Adanato/llama3_8b_instruct_qwen25_qwen3_rank_only-qwen25_qwen3_rank_only_cluster_0

TEXT GENERATIONConcurrency Cost:1Model Size:8BQuant:FP8Ctx Length:8kPublished:Feb 16, 2026License:otherArchitecture:Transformer Cold

Adanato/llama3_8b_instruct_qwen25_qwen3_rank_only-qwen25_qwen3_rank_only_cluster_0 is an 8 billion parameter instruction-tuned language model, fine-tuned by Adanato from Meta-Llama-3-8B-Instruct.

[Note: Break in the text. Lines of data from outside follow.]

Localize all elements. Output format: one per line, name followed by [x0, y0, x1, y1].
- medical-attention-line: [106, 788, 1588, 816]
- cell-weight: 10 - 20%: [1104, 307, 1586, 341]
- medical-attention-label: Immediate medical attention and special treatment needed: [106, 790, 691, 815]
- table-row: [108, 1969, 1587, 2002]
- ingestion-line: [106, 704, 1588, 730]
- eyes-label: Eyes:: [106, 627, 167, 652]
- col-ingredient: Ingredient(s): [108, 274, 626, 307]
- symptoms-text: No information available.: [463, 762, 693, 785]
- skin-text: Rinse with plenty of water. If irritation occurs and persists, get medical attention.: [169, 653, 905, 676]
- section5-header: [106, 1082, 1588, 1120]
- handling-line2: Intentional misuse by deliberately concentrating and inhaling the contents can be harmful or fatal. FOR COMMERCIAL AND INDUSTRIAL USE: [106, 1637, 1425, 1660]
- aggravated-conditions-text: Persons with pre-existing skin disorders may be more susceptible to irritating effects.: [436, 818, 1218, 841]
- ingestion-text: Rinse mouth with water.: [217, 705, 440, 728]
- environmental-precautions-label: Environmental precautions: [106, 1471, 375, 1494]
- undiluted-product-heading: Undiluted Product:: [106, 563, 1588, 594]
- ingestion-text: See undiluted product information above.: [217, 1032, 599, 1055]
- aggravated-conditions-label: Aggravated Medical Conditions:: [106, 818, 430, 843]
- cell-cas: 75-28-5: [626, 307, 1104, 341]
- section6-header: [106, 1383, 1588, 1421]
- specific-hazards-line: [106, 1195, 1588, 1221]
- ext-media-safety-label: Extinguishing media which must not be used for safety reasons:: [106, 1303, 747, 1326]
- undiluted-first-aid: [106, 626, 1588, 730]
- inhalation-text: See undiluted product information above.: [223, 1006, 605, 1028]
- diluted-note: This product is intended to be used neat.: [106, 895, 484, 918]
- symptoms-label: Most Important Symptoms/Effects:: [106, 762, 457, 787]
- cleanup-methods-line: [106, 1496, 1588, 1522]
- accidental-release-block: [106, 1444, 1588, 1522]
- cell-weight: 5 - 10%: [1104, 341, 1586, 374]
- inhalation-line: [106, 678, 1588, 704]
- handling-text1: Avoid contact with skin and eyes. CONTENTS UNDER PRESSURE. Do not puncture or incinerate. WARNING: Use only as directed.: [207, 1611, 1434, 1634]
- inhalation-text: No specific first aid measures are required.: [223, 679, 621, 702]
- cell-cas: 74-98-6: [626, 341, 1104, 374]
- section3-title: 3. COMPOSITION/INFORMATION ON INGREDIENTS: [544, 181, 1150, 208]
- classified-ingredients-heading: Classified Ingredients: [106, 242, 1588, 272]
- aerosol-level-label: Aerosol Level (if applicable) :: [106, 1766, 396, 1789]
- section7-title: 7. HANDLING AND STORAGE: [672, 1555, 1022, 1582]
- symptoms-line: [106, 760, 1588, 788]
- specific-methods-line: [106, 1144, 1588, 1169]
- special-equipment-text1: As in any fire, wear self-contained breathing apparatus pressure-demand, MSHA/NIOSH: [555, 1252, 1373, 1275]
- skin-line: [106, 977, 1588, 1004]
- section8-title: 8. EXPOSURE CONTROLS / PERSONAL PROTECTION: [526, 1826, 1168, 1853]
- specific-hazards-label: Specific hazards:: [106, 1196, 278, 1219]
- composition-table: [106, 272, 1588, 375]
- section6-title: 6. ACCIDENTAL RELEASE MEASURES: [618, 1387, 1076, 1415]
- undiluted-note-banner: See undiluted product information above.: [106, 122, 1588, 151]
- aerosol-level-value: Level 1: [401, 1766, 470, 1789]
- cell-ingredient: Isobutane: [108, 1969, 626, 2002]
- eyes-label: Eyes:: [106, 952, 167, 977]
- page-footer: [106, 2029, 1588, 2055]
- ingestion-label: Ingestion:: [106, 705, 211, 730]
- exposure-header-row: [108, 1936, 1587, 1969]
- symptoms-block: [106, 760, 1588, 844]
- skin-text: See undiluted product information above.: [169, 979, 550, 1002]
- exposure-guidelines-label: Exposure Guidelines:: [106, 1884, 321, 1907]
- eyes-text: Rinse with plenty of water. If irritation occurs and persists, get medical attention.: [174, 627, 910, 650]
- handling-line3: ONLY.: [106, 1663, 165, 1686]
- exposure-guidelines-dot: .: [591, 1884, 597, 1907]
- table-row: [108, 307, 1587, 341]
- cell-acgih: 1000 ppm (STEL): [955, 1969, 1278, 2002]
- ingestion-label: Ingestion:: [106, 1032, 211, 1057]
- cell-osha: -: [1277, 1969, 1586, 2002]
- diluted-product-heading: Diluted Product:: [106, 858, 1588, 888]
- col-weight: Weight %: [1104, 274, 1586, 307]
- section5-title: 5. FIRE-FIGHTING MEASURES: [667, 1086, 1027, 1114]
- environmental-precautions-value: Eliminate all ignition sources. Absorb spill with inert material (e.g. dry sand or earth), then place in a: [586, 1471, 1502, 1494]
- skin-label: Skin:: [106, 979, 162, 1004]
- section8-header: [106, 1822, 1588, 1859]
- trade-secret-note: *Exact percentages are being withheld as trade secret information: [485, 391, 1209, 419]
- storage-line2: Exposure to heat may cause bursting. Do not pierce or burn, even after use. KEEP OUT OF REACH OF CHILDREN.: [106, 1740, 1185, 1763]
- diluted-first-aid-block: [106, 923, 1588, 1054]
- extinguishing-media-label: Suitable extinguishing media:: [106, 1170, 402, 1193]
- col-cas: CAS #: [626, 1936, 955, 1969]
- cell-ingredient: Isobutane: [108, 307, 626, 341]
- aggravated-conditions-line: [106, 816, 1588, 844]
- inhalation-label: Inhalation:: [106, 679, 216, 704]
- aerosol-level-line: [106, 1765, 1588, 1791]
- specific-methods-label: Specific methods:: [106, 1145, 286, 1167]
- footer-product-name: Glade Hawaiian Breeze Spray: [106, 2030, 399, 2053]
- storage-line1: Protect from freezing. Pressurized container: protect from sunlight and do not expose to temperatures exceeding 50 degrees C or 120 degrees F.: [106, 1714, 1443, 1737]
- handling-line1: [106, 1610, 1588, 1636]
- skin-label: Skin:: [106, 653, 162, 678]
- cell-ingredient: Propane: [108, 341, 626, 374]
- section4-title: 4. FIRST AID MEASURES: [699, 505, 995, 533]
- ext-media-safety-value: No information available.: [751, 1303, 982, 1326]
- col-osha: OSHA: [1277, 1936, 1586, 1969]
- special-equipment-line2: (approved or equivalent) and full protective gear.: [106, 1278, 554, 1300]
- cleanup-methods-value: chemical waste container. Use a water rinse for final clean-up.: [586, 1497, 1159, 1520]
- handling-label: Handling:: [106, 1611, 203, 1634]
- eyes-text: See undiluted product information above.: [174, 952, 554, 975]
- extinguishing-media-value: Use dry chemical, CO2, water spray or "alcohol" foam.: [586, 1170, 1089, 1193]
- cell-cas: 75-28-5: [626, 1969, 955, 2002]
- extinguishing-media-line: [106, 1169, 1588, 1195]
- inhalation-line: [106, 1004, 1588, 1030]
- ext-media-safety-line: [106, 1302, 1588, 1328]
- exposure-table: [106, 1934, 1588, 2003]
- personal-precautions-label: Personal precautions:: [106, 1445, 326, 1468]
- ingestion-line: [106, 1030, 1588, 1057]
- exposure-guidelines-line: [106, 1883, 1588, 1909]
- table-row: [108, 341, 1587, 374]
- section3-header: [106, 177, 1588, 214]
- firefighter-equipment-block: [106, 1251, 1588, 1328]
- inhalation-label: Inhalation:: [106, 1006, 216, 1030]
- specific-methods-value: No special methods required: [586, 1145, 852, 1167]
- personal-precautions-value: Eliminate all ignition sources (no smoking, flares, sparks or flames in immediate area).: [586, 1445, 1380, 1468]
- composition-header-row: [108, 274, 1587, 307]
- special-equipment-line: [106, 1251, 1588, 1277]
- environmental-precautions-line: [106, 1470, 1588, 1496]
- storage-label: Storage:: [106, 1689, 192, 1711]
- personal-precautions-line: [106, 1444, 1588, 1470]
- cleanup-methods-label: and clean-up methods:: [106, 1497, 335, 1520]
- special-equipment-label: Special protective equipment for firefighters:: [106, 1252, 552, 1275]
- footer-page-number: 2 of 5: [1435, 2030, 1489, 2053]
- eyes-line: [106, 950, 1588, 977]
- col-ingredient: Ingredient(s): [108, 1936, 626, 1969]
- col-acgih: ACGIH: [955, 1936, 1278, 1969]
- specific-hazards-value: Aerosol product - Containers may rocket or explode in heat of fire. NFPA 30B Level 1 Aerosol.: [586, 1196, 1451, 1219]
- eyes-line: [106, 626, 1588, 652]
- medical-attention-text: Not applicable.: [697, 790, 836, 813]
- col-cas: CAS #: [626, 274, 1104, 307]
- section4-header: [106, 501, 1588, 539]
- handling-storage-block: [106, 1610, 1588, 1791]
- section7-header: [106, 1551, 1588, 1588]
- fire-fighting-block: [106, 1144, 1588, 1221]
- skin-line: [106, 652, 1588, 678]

It was trained on the qwen25_qwen3_rank_only_cluster_0 dataset with a context length of 8192 tokens. This model is specialized for tasks aligned with its specific fine-tuning dataset, offering targeted performance for use cases requiring its particular data distribution.

Loading preview...

Overview

This model, Adanato/llama3_8b_instruct_qwen25_qwen3_rank_only-qwen25_qwen3_rank_only_cluster_0, is an 8 billion parameter instruction-tuned variant derived from the Meta-Llama-3-8B-Instruct base model. It has been fine-tuned by Adanato using the qwen25_qwen3_rank_only_cluster_0 dataset, which suggests a specialization towards tasks represented within that specific data distribution. The model maintains a context length of 8192 tokens.

Key Capabilities

  • Instruction Following: Inherits and refines instruction-following capabilities from its Llama-3-8B-Instruct base.
  • Specialized Performance: Optimized for tasks and data patterns present in the qwen25_qwen3_rank_only_cluster_0 dataset.

Training Details

The fine-tuning process involved a learning rate of 1e-05, a total training batch size of 128 (with a train_batch_size of 4 and gradient_accumulation_steps of 8 across 4 GPUs), and a cosine learning rate scheduler with a 0.1 warmup ratio. The model was trained for 1 epoch using the AdamW_TORCH_FUSED optimizer.

Good For

  • Applications requiring a model specifically tuned on the qwen25_qwen3_rank_only_cluster_0 dataset.
  • Research and development exploring the impact of targeted fine-tuning on Llama 3 architecture for specific data clusters.